SOCRATES: In short, it is a species of vice which takes its name from a particular habit, and this part of vice in general is a disposition contrary to that recommended by the Delphi inscription.

PROTARCHUS: It is a precept: know thyself, that thou speakest, Socrates?
SOCRATES: Yes, and the opposite of this precept, in the language of the inscription, would be not to know oneself at all.
"Know thyself" in order to improve yourself, to erase in you what hinders your development. Not knowing himself is already a fault for Socrates. "But not too much", because man so easily believes himself much more than he is, son of Adam, man is the plaything of his presumption. “But not too much” so as not to take yourself for a god.
This is one of the foundations of Greek culture, the idea of ​​knowing oneself, the idea of ​​wisdom, of advancing in wisdom, but also the feeling that if you dig too deep, surprises can arise, and not necessarily good. The Greeks were very aware of man's weaknesses, his shortcomings. The Greeks are even, with the Christians, those who have most highlighted the possibility of human weakness, it is also what makes them so close to us. The weakness of man is expressed in their gospels, the tragedies. Pity and terror are the two pillars. Know yourself… but not too much.

The path of God passes through our humanity…

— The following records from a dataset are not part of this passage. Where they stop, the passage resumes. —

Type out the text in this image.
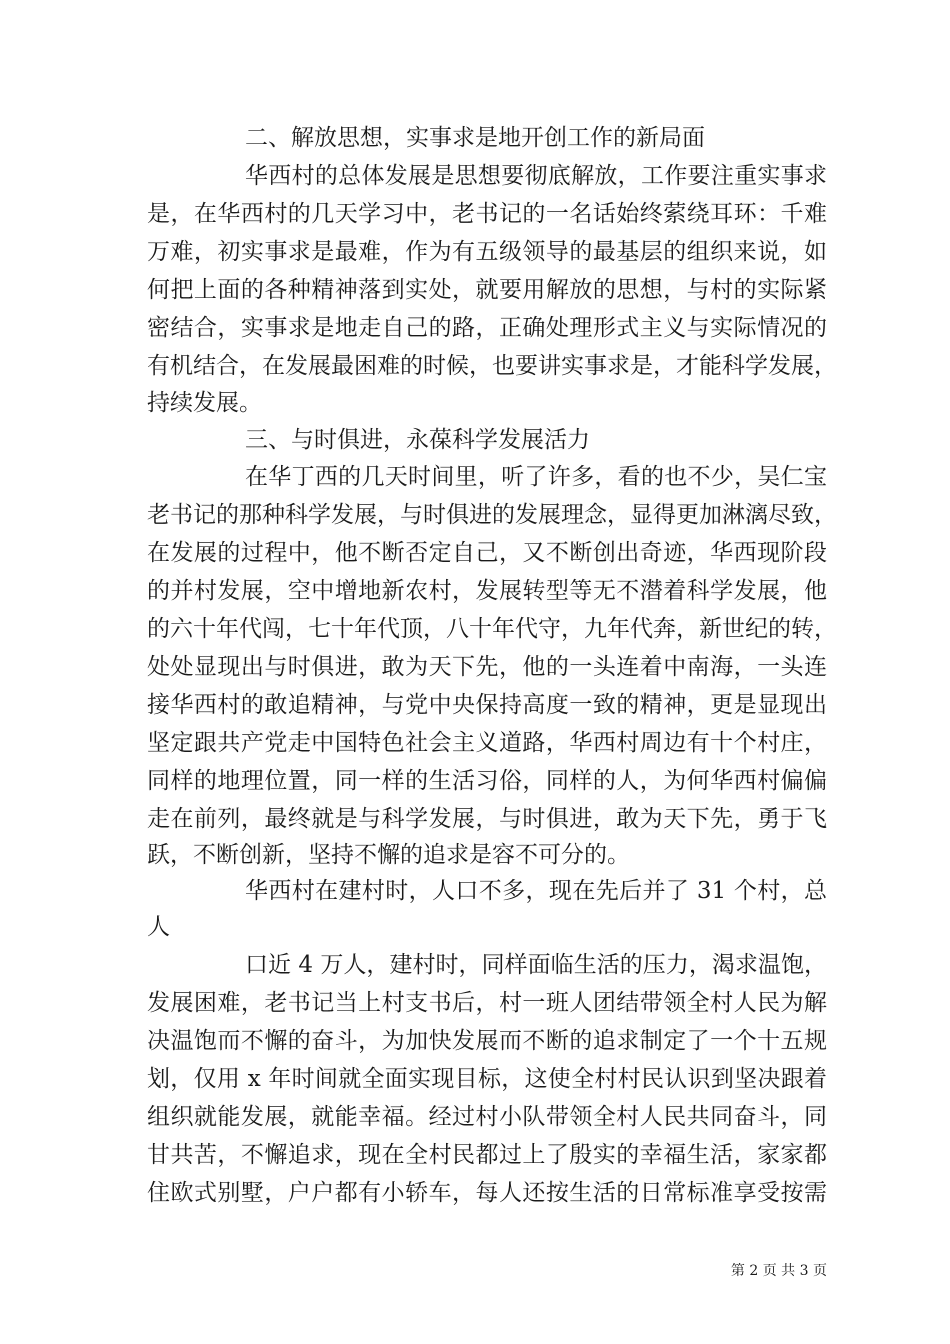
二、解放思想，实事求是地开创工作的新局面
华西村的总体发展是思想要彻底解放，工作要注重实事求
是，在华西村的几天学习中，老书记的一名话始终萦绕耳环：千难
万难，初实事求是最难，作为有五级领导的最基层的组织来说，如
何把上面的各种精神落到实处，就要用解放的思想，与村的实际紧
密结合，实事求是地走自己的路，正确处理形式主义与实际情况的
有机结合，在发展最困难的时候，也要讲实事求是，才能科学发展，
持续发展。
三、与时俱进，永葆科学发展活力
在华丁西的几天时间里，听了许多，看的也不少，吴仁宝
老书记的那种科学发展，与时俱进的发展理念，显得更加淋漓尽致，
在发展的过程中，他不断否定自己，又不断创出奇迹，华西现阶段
的并村发展，空中增地新农村，发展转型等无不潜着科学发展，他
的六十年代闯，七十年代顶，八十年代守，九年代奔，新世纪的转，
处处显现出与时俱进，敢为天下先，他的一头连着中南海，一头连
接华西村的敢追精神，与党中央保持高度一致的精神，更是显现出
坚定跟共产党走中国特色社会主义道路，华西村周边有十个村庄，
同样的地理位置，同一样的生活习俗，同样的人，为何华西村偏偏
走在前列，最终就是与科学发展，与时俱进，敢为天下先，勇于飞
跃，不断创新，坚持不懈的追求是容不可分的。
华西村在建村时，人口不多，现在先后并了 31 个村，总
人
口近 4 万人，建村时，同样面临生活的压力，渴求温饱，
发展困难，老书记当上村支书后，村一班人团结带领全村人民为解
决温饱而不懈的奋斗，为加快发展而不断的追求制定了一个十五规
划，仅用 x 年时间就全面实现目标，这使全村村民认识到坚决跟着
组织就能发展，就能幸福。经过村小队带领全村人民共同奋斗，同
甘共苦，不懈追求，现在全村民都过上了殷实的幸福生活，家家都
住欧式别墅，户户都有小轿车，每人还按生活的日常标准享受按需
第 2 页 共 3 页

Extraordinary passage from Blessed Cardinal Newman :

By sinning, by suffering, by correcting ourselves, by improving ourselves, we advance towards the truth by the experience of error; we achieve success through failure. We do not know how to act well except after having acted badly. […] We know what is good not positively but negatively; we don't see the truth all at once to go towards it, but we throw ourselves on the error to experience it, and we discover that it is not the truth. […] This is the mechanism by which we achieve success; we walk towards the sky backwards; we aim our arrows at a target and think that he is most skilful who misses the fewest.